The case (or platform) that directs the search and interpretation of data in support of social media campaigns relies on a number of assumptions, which go something like this:

  • Consumers used to be captives to advertising, which they endured in order to view broadcast TV programming (or radio and print, for that matter)
  • Brands told them things in a one-way fashion that they didn’t really want to know or use. It stifled their knowledge and choices
  • Once the Internet made distributed content possible, brands had to readjust and “earn” the consumer attention they once took for granted (or bought outright)
  • The way to do this is through producing entertaining content, with which consumers have relationships and/or become engaged
  • Further, consumers will not longer tolerate any sales messages (since they were so burned by brands actively trying to sell them things). So brands can’t provide any reasons to buy other than being likeable
  • Instead, brands should rely on the mechanisms of social experience and interaction — viewing, forwarding, liking — that allow consumers to reach their own conclusions about what brands they’ll buy

But these are all assumptions, not facts or truths inherent in observable reality. We could just as easily apply a different set of assumptions, like:

  • Consumers didn’t reject ads as much as they rejected nad ads that told them nothing or, worse, were filled with lies
  • They migrated to social media to talk to each other because such conversations, even in 140 characters between strangers, was more authentic and believable than the stuff marketers had been throwing at them
  • It wasn’t better as much as less bad, and the real things they liked to talk about was anything other than the things marketers wanted them to talk about
  • So what did marketers do? We chased them, and did so with stuff that is as inane and without meaning as the stuff we used to throw at them via traditional media only now it’s devoid of any admitted selling purpose or message
  • And we call their exposure to it “engagement” instead of “viewing,” and come up with complicated models to show how it gets us to the same result as all that bad ‘ol advertising used to (with data to prove it)
  • We’re blowing up brand value, loyalty, and any longterm sustainable marketing strategies because we’ve given up trying to sell anything

Change the assumptions and you change what data you look for, and how you interpret it.

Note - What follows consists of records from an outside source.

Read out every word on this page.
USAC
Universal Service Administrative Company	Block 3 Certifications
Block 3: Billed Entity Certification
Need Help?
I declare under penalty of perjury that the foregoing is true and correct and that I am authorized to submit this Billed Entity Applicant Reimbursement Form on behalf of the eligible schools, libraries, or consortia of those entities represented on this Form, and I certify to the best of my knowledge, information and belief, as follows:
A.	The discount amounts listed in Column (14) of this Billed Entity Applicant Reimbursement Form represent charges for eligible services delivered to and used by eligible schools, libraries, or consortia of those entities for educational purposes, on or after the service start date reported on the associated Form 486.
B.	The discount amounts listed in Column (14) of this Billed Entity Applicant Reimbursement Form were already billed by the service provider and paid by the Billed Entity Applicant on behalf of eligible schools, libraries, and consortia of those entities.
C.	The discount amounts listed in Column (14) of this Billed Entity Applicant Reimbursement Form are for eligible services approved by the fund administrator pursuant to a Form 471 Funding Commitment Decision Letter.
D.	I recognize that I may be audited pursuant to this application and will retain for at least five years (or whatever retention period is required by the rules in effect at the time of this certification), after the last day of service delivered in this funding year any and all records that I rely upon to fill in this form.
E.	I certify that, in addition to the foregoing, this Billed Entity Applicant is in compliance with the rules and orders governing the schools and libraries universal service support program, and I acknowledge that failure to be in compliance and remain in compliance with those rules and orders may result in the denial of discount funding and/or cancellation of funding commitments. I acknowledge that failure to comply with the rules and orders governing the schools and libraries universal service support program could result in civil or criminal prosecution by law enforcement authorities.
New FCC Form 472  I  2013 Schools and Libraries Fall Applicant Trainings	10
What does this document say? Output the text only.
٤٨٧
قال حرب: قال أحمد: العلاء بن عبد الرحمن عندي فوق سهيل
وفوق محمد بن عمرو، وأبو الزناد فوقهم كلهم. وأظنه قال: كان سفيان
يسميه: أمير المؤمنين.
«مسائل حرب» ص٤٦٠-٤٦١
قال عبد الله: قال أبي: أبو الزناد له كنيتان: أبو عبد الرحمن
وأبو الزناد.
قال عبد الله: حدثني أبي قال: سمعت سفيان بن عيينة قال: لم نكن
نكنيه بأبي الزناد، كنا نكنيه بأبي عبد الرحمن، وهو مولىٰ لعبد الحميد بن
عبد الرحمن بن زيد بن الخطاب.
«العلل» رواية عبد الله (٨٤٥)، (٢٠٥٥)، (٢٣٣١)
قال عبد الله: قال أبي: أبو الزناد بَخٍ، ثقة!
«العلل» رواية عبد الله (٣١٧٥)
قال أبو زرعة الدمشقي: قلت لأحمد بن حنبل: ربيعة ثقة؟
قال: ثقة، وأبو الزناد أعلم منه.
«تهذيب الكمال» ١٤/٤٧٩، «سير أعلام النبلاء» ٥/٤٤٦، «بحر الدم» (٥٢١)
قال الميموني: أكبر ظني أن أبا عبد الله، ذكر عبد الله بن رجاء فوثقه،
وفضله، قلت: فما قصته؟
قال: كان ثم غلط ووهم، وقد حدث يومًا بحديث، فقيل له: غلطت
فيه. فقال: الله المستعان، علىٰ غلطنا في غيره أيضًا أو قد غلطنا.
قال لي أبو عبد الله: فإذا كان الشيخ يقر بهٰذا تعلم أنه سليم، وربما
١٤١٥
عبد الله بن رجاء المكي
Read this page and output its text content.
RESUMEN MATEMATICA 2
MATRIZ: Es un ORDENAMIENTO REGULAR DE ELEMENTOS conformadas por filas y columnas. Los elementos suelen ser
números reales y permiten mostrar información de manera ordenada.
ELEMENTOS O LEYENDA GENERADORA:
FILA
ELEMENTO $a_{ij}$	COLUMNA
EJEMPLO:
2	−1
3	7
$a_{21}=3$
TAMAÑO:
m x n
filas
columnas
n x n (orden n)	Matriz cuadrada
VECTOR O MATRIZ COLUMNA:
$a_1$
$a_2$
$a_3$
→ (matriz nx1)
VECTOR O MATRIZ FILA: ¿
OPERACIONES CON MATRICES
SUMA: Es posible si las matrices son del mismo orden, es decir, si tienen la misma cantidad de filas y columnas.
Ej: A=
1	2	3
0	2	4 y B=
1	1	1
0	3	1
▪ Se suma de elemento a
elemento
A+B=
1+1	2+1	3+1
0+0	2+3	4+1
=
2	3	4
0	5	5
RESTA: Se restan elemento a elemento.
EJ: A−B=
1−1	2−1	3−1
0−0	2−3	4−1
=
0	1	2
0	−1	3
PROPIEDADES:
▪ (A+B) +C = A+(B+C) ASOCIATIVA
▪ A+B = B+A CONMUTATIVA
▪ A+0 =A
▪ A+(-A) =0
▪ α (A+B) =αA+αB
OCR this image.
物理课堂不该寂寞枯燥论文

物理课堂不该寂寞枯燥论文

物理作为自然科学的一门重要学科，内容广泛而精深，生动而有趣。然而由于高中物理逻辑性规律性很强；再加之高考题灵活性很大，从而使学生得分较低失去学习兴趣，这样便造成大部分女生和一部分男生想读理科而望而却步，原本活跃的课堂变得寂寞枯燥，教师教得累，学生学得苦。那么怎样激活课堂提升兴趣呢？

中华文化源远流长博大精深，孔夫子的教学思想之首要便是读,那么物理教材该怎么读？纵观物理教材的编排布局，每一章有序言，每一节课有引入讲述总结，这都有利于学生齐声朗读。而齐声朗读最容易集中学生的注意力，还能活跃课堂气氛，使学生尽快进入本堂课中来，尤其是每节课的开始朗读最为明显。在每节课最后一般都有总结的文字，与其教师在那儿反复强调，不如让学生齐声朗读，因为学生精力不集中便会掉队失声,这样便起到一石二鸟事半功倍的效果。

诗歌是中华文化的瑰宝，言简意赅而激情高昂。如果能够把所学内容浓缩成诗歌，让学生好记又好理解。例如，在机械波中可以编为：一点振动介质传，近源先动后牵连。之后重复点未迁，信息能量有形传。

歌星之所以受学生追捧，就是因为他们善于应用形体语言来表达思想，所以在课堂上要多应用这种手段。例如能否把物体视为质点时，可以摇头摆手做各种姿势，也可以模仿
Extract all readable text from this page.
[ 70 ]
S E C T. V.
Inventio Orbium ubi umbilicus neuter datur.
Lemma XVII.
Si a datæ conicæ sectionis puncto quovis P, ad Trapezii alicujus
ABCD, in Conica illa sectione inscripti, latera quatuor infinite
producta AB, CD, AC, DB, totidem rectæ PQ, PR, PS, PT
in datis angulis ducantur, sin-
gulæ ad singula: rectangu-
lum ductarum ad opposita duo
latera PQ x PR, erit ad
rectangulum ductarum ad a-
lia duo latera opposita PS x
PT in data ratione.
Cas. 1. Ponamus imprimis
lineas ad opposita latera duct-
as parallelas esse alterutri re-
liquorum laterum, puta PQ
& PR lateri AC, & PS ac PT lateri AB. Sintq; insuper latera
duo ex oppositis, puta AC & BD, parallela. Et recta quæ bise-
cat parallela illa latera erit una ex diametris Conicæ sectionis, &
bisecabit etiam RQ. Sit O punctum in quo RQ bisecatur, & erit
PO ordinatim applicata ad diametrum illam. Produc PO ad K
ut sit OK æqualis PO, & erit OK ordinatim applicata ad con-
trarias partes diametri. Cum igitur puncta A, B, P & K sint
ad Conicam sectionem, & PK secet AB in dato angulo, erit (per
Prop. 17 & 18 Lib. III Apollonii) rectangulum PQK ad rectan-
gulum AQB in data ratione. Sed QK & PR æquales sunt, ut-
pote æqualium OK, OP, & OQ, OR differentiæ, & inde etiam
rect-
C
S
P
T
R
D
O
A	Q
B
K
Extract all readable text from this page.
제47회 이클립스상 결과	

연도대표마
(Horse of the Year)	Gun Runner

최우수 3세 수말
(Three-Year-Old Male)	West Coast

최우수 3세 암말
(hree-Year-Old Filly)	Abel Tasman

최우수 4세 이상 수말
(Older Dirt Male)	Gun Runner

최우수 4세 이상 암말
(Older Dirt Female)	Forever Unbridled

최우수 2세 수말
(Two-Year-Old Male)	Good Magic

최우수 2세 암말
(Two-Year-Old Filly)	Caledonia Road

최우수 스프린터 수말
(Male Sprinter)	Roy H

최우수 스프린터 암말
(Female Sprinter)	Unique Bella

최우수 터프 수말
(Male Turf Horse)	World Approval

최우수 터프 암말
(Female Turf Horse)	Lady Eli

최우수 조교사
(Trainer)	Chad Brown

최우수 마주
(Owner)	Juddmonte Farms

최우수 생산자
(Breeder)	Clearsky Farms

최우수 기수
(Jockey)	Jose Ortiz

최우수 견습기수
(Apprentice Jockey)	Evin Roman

My gut tells me that marketers have not truly figured out what to do about this P2P thing that is remaking their function. To just assume that the initial assumptions must first negate everything they once knew (or did) and that anything goes is just silly. Other operational areas of the enterprise have hatched different, more thoughtful assumptions while still staying true to their functions. Old rules made new. Numbers included, not disregarded. Maybe the implications for sourcing, manufacturing, and even staffing are more obvious, but they’ve proven that clear approaches don’t require overly complex or anti-intuitive reasoning.

We always knew how to entertain consumers, and it has always been easier to avoid asking for the sale. It’s nothing new. But if the new thinking is that we can strip away giving consumers any reasons to buy (other than love of our entertainment), then I wonder if were caught up in a set of assumptions that might not be as revolutionary or insightful as we believe…or as effective?